If other factors are held constant, how does increasing the sample variance affect the value of the independent-measures t statistic and the likelihood of rejecting the null hypothesis?
To understand how increasing the sample variance affects the independent-measures t statistic and the likelihood of rejecting the null hypothesis, we need to consider the formula for calculating the t statistic in independent-measures t-tests.
The formula for the t statistic in an independent-measures t-test is:
t = (mean1 - mean2) / √[(s^21/n1) + (s^2 2/n2)]
Where:
- mean1 and mean2 are the means of the two independent groups being compared,
- s^2 1 and s^2 2 are the variances of the two independent groups,
- n1 and n2 are the sample sizes of the two independent groups.
When other factors are held constant and the sample variance increases, it leads to an increase in the denominator of the t statistic formula (√[(s^2 1/n1) + (s^2 2/n2)]), which in turn decreases the value of the t statistic.
Now, let's understand the relationship between the t statistic and the likelihood of rejecting the null hypothesis.

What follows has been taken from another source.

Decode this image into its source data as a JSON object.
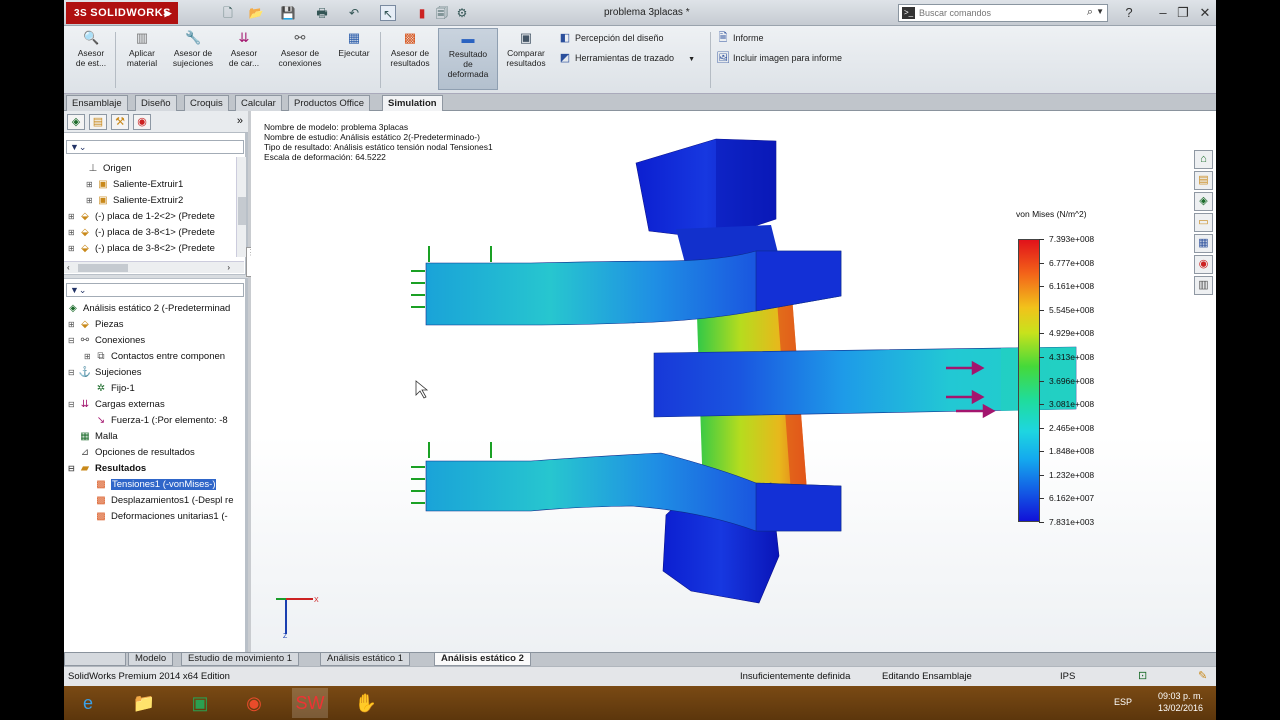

In hypothesis testing, we compare the calculated t statistic to a critical value to determine if we can reject the null hypothesis. The critical value depends on the significance level and the degrees of freedom.
With a smaller t statistic value resulting from an increased sample variance, it becomes less likely that the calculated t statistic will exceed the critical value, and therefore, less likely that we will reject the null hypothesis. In other words, increasing the sample variance reduces the magnitude of the t statistic and decreases the likelihood of rejecting the null hypothesis.
To summarize, increasing the sample variance decreases the value of the independent-measures t statistic and lowers the likelihood of rejecting the null hypothesis when other factors are held constant.